Décentraliser plutôt que généraliser
L’Aveyron vient d’enfoncer le clou de la contestation contre la généralisation du 80 km/h voulue par le Premier ministre, Édouard Philippe. D’après une information de CentrePresse Aveyron, le 27 avril, le département a soumis au vote de son conseil une motion demandant à « décentraliser cette mesure au niveau des départements. Et de confier aux présidents des conseils départementaux et aux préfets l’inventaire des routes ou portions de routes qui pourraient être concernées ». La motion a obtenu la majorité des suffrages exprimés par les 46 conseillers aveyronnais.

Un vrai vote démocratique
Si cette fronde des départements n’est pas nouvelle (plus d’une trentaine ont déjà fait part de leur hostilité à la mesure phare du dernier CISR), la position aveyronnaise est mémorable en ce sens qu’elle procède d’un vote démocratique et non pas seulement du vœu pieux exprimé par un élu départemental. La Lozère, sa voisine, avait elle aussi voté une motion demandant au Premier ministre l’abandon du 80 km/h. C’était le 9 février.

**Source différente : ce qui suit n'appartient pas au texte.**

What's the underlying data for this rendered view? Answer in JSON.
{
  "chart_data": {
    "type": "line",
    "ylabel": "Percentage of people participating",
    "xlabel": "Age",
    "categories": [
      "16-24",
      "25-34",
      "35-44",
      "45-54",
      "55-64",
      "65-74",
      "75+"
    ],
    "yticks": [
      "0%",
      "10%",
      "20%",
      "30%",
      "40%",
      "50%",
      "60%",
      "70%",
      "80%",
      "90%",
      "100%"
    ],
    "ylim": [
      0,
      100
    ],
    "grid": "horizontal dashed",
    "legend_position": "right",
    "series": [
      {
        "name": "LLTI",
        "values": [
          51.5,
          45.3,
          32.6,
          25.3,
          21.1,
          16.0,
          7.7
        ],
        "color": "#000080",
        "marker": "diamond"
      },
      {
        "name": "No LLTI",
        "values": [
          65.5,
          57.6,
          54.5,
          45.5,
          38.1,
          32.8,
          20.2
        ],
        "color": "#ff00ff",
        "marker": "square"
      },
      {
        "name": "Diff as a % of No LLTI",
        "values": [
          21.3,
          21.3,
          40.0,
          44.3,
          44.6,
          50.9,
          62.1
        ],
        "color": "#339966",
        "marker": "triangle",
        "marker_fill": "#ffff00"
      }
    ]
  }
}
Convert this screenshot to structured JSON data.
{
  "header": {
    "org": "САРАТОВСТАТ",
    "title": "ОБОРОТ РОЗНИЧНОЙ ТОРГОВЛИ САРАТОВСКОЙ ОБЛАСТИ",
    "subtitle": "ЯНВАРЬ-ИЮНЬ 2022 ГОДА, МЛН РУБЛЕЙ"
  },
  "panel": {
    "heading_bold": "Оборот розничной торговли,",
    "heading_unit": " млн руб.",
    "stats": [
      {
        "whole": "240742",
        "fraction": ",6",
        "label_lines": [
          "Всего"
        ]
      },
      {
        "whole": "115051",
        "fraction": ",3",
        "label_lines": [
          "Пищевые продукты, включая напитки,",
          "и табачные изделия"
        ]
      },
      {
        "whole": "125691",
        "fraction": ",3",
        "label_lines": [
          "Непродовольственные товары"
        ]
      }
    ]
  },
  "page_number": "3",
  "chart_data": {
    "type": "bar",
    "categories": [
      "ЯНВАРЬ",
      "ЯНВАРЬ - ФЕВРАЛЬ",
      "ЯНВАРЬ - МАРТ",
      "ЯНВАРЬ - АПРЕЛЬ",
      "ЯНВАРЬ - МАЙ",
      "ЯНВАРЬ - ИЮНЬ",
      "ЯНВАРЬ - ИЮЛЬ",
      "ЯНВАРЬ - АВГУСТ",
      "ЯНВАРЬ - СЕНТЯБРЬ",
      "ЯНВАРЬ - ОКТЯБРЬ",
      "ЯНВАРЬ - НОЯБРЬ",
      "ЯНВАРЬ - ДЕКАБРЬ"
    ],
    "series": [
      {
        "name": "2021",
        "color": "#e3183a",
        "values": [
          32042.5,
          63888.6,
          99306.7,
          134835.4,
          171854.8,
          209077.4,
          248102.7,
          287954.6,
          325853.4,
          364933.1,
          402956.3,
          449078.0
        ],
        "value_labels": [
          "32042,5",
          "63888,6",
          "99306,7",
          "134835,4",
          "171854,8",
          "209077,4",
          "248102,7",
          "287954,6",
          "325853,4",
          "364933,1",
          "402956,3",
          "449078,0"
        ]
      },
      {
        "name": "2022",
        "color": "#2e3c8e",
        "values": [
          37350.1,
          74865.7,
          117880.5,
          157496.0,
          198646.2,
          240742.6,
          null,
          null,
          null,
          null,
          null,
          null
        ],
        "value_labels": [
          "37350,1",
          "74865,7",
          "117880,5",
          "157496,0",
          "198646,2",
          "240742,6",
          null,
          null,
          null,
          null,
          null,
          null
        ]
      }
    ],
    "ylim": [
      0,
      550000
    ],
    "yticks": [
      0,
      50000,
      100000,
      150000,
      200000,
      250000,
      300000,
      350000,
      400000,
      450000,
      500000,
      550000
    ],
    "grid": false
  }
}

Mauvais coup porté à la ruralité
Le texte de la motion lui-même insiste sur les vertus de la concertation, une sorte de pied de nez au Premier ministre vertement critiqué, précisément, pour le caractère dogmatique du dernier CISR. « Nul ne songe à remettre en cause la notion de protection routière, mais la décision de limiter la vitesse à 80 km/h sur l’ensemble des routes à double sens, et sans séparateur central, en oubliant une concertation préalable avec les territoires, ressemble plutôt à un mauvais coup porté à nos départements ruraux », indique l’Aveyron.

Le département rejoint la FFMC
Le département profite aussi de l’occasion pour rebondir sur l’actualité sociale en rappelant les incertitudes qui pèsent sur le maintien des petites lignes SNCF et donc le rôle central de l’automobile (et de la moto) « seul mode de transport possible pour tous ceux qui doivent aller travailler, amener leurs enfants à l’école… ». Ultime salve du texte : « Les expérimentations menées par le gouvernement ont fait l’objet de contre-études de la part de médias ou d’organismes spécialisés. Il en résulte un certain flou qui démontre que les choses ne sont pas aussi simples. Et que la réduction de la vitesse risque bien de ne pas faire baisser le nombre de victimes ». Voilà qui résume bien la position de la FFMC dont les militants, parmi lesquels les Aveyronnais, sont dans la rue depuis maintenant 4 mois.